Over the time Huber has been trying to make these uniform nanoparticles, technology was developed that simplified the task,

Small angle X-ray scattering, for example, gave the team a way to determine the size and size distribution of nanoscale materials in 15 minutes. “Seven or eight years ago it would take a week to figure out the same thing using electron microscopy,” says Huber. This almost real-time size measurement let researchers predict how production reactions would end and validate they were on the right path, she said.

The team of national lab scientists and private industry researchers also managed to have two other labs replicate their nanoparticle production approach, which was not a trivial task. One of these labs is in the Netherlands, a country with most of its land near sea level so material characteristcs change such as boiling points.

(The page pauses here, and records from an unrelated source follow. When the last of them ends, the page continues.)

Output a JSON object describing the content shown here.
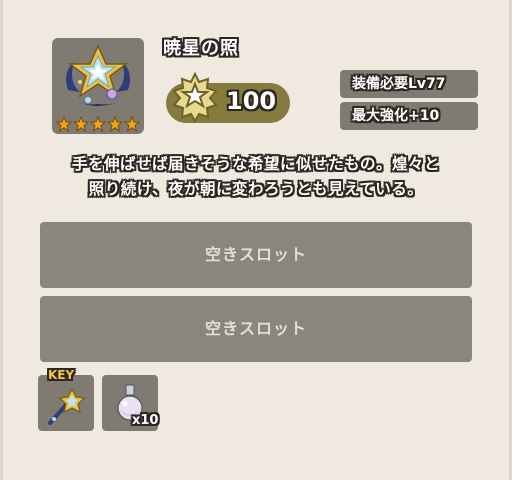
{
  "item": {
    "name": "暁星の照",
    "icon": "star-crest-artifact-icon",
    "rarity_stars": 5,
    "power": "100",
    "power_icon": "star-rank-badge-icon"
  },
  "requirements": {
    "level": "装備必要Lv77",
    "max_enhance": "最大強化+10"
  },
  "description": {
    "line1": "手を伸ばせば届きそうな希望に似せたもの。煌々と",
    "line2": "照り続け、夜が朝に変わろうとも見えている。"
  },
  "slots": [
    {
      "label": "空きスロット"
    },
    {
      "label": "空きスロット"
    }
  ],
  "materials": [
    {
      "tag": "KEY",
      "icon": "star-key-icon"
    },
    {
      "count": "x10",
      "icon": "potion-flask-icon"
    }
  ],
  "colors": {
    "background": "#efe9e0",
    "panel": "#7f7a72",
    "power_pill": "#857b3e",
    "star": "#f2a51a",
    "key_tag": "#f5c542"
  }
}
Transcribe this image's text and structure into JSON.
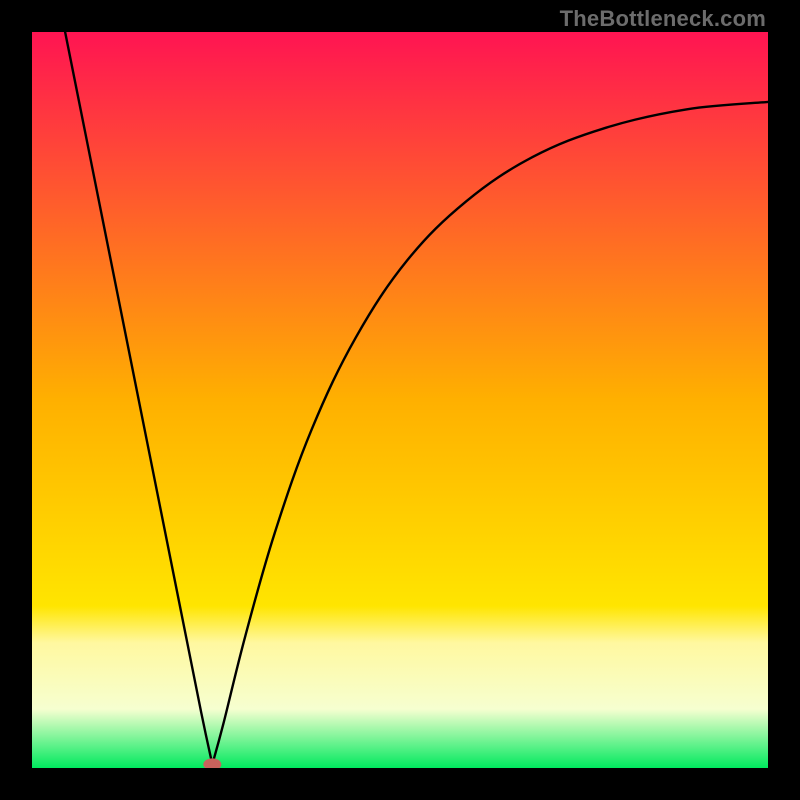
{
  "watermark": "TheBottleneck.com",
  "chart_data": {
    "type": "line",
    "title": "",
    "xlabel": "",
    "ylabel": "",
    "xlim": [
      0,
      1
    ],
    "ylim": [
      0,
      1
    ],
    "minimum_x": 0.245,
    "marker": {
      "x": 0.245,
      "y": 0.005,
      "color": "#c8625c"
    },
    "gradient_stops": [
      {
        "t": 0.0,
        "color": "#ff1452"
      },
      {
        "t": 0.5,
        "color": "#ffb000"
      },
      {
        "t": 0.78,
        "color": "#ffe500"
      },
      {
        "t": 0.83,
        "color": "#fff8a0"
      },
      {
        "t": 0.92,
        "color": "#f6ffd0"
      },
      {
        "t": 1.0,
        "color": "#00e95e"
      }
    ],
    "left_branch": [
      {
        "x": 0.045,
        "y": 1.0
      },
      {
        "x": 0.08,
        "y": 0.825
      },
      {
        "x": 0.12,
        "y": 0.625
      },
      {
        "x": 0.16,
        "y": 0.425
      },
      {
        "x": 0.2,
        "y": 0.225
      },
      {
        "x": 0.23,
        "y": 0.075
      },
      {
        "x": 0.245,
        "y": 0.005
      }
    ],
    "right_branch": [
      {
        "x": 0.245,
        "y": 0.005
      },
      {
        "x": 0.26,
        "y": 0.06
      },
      {
        "x": 0.29,
        "y": 0.18
      },
      {
        "x": 0.33,
        "y": 0.32
      },
      {
        "x": 0.38,
        "y": 0.46
      },
      {
        "x": 0.44,
        "y": 0.585
      },
      {
        "x": 0.51,
        "y": 0.69
      },
      {
        "x": 0.59,
        "y": 0.77
      },
      {
        "x": 0.68,
        "y": 0.83
      },
      {
        "x": 0.78,
        "y": 0.87
      },
      {
        "x": 0.89,
        "y": 0.895
      },
      {
        "x": 1.0,
        "y": 0.905
      }
    ]
  }
}
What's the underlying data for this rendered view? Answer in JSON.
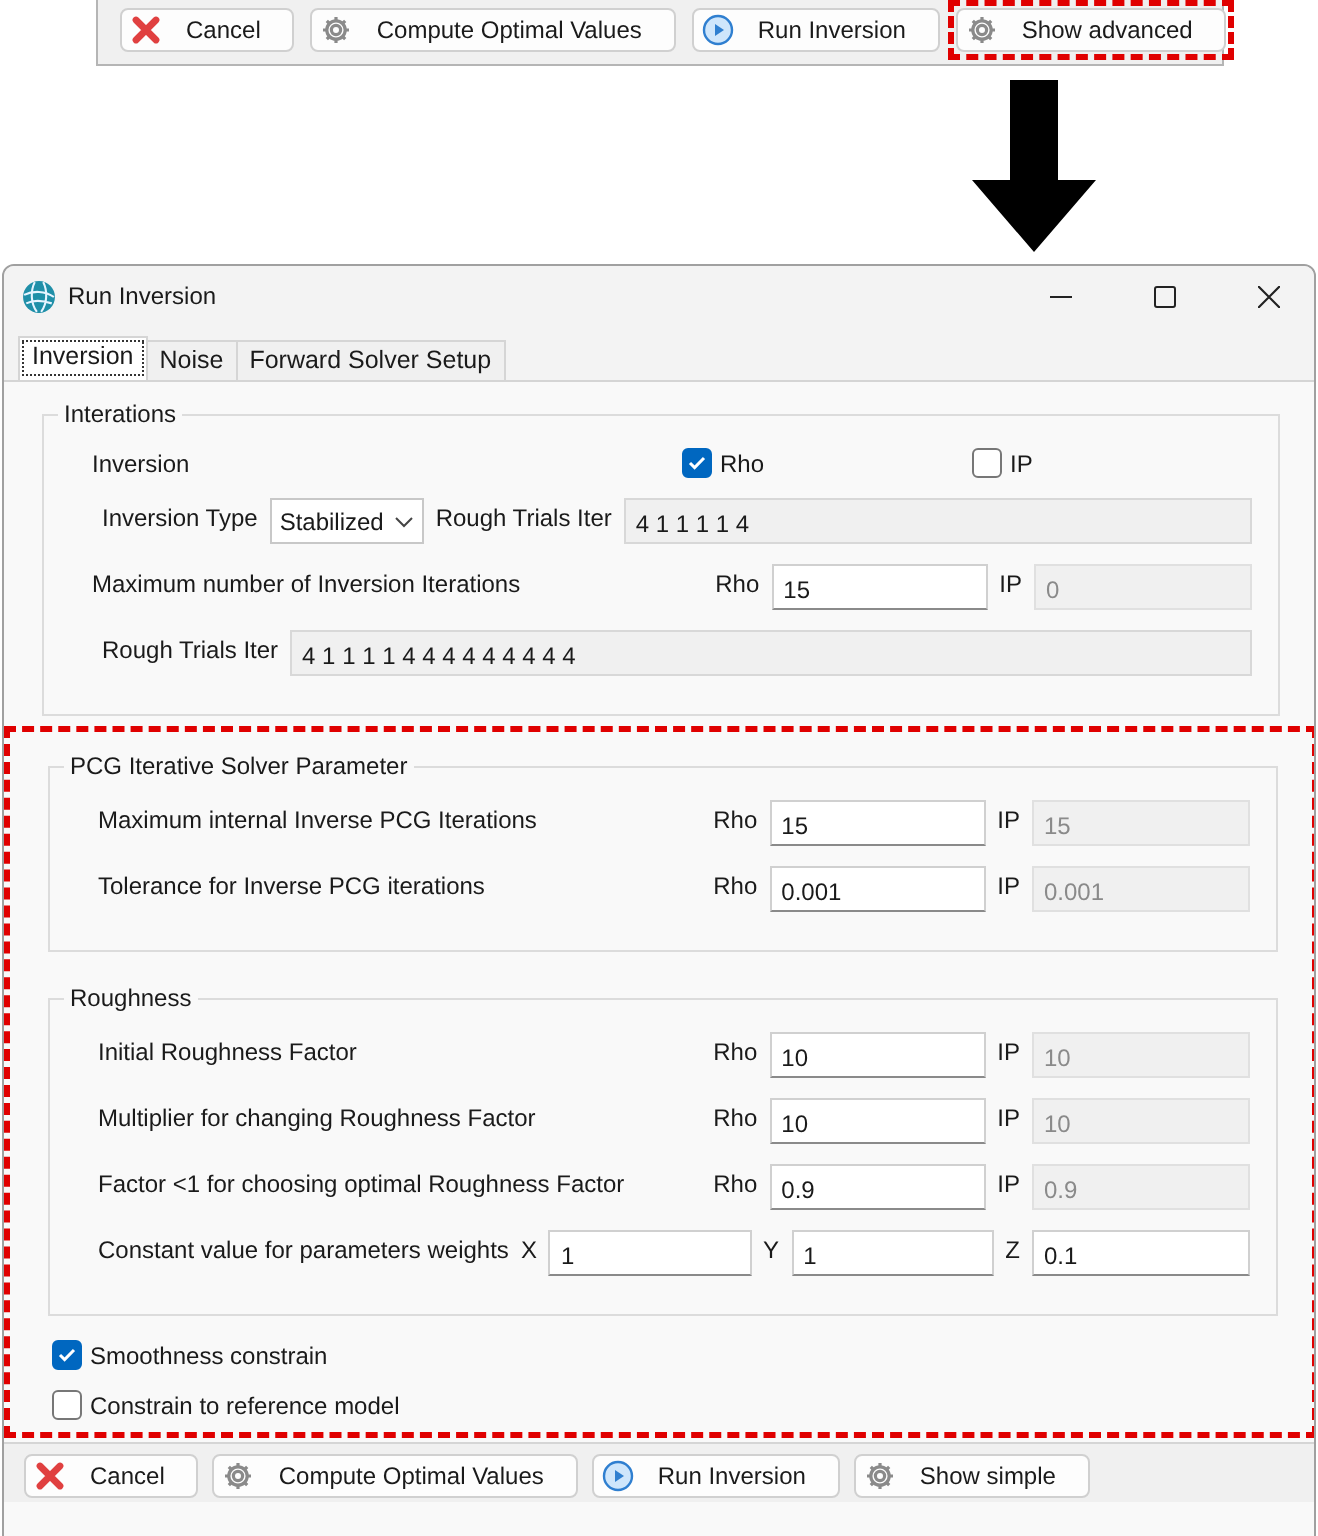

The next step will be preclinical trials to ensure the tiny iron particles are not toxic, and then creating a small production lot of particles, about half of a teaspoon, for clinical trials. Fortunately, because the nanoparticles are uniform and have excellent magnetic properties, nogt much is needed. The team expects patients will be injected with at most one milligram of particles.

All patients for the first clinical trial will be selected because their oncologists’ treatment regimen includes lymph node removal and biopsy. Before each patient has lymph nodes removed surgically, the magnetic nanoparticles, coated in breast cancer-specific antibodies, will be injected at the site of known tumors. After the removal of nodes, but before the biopsy, the detection device developed by Imagion Biosystem, will examine removed lymph nodes to look for the spread of cancer.

The goal is to ensure the Biosystem device, Magsense, method will be as accurate as pathologists, with the eventual goal of using the nanoparticles first to look for cancer and eliminate the need to remove cancer-free lymph nodes.